July 31 – 212
Mathematica 10.1. Non-Periodic Tiling. From a script by Stephen Wolfram. This particular set of 12 tiles is the smallest set that can be arranged to cover the plane—but only in a non-periodic pattern. Non-periodic tilings tile the plane in a non-repeating manner and can also tile it in a regular periodic manner. Ending My “Mathematica-series” with a script from S.Wolfram is also an homage to the creator of this wonderful program and the many writers who helped me convert mathematics problems into artistic visualization all month long.
July 30 – 211
Mathematica 10.1. Four-dimensional immersion of the Klein bottle. Although the 4D immersion has no self-intersections, projecting into 3D space makes it appear as if there were. The Klein bottle is a closed non-orientable surface that has no inside or outside and was originally described by Felix Klein in 1882. From a script by Richard Hennigan.
July 29 – 210
Mathematica 10.1 The “last geometric statement of Jacobi” says that the conjugate locus of a non-umbilic point on the triaxial ellipsoid has four cusps – which was later proved by Itoh and Kiyohara. Here is an artistic interpretation of a locus of conjugate points along a “spray” of unit speed geodesics emanating from a “base point” on the ellipsoid. From an original script by Thomas Waters.
July 28 – 209
Mathematica 10.1. Scherk’s surface are periodic minimal surfaces – a singly and a doubly periodic surface.
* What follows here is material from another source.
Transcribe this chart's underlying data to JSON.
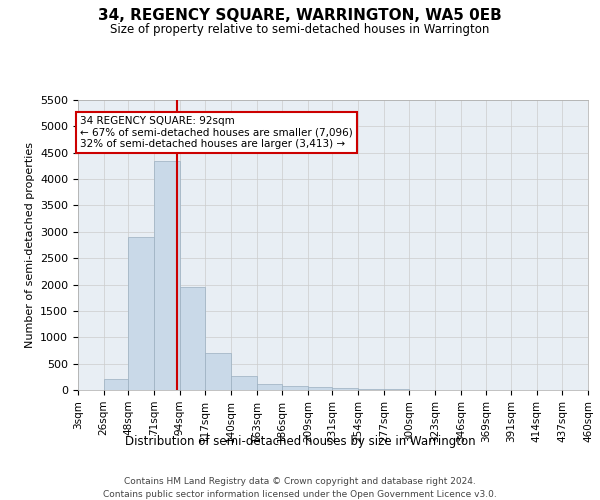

The two surfaces are conjugates of each other. They are named after mathematician H. Scherk who first described them in 1835. From a script by Enrique Zeleny.
July 27 – 208
Mathematica 10.1 Closed periodic paths: a ray is reflected multiple times inside an ellipse. The black dots are the two foci of the ellipse. From a script by Michael Trott
July 26 – 207
Mathematica 10.1 Geometry of a quartic polynomial. Quartic describes an object of the “fourth order” A Quartic function is a polynomial function of degree 4. From a script by Salvador Jesús Gutiérrez Martínez.
July 25 – 206
Mathematica 10.1 The volume of the regular octahedron is four times that of the regular tetrahedron through decomposition. The large octahedron has a side that is twice the length of any of the small octahedra. So the volume of the large octahedron is eight times as much as a small one. But the large octahedron is made of six small octahedra and eight tetrahedra. So the eight tetrahedra must have a volume equal to two small octahedra, and the ratio is 4 to 1. From an original script by Dan Suttin.